Not murder, not manslaughter, but a simple lack of concentration.
He received an eighteen-month jail sentence with a further six months suspended because he didn’t have valid motor insurance.
The bastard, Mr Frank Wilkes, received eighteen months in a cushy jail cell, with colour TV, and three square meals a day. Steve Stock received an oak box and a plot in the cemetery.
I still have nightmares and haven’t ridden a cycle since that day. Damage to my inner ear means I can no longer hold my balance.
Call that justice?
It’s one minute to noon and the sun comes out to warm my face through the windscreen. Any minute now, he’ll be there. He’ll cross the road to my taxi and pop into the back, free as a bird.

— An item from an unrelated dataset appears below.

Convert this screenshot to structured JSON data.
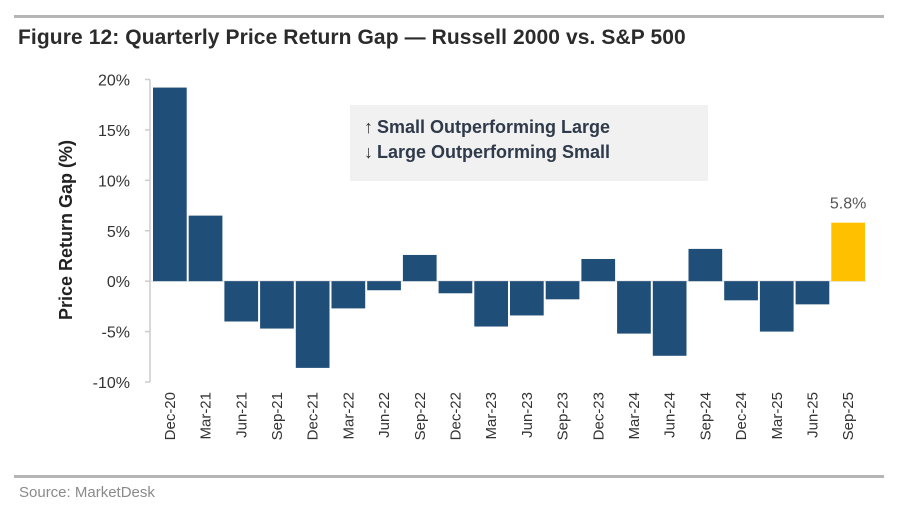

What he doesn’t know is I’ve activated the childproof locks so he can get in but not out. I’ve installed bulletproof glass in the windows and a five-millimetre Perspex sheet between the passenger’s cabin and me. Once he’s in the back, he’s staying there until I let him out.
Under my seat is the two-foot long bike-tube they pulled out of my chest during the operation that saved my life. I’ve wrapped one end in electrician’s insulating tape. I wouldn’t want a slippery handle, now would I? I’ve sharpened the other end to a razor point.
The prison gates open and out walks a smiling Mr Frank Wilkes. He shields his eyes from the strong sunlight and steps towards my cab.
My heart is stone and my blood is ice.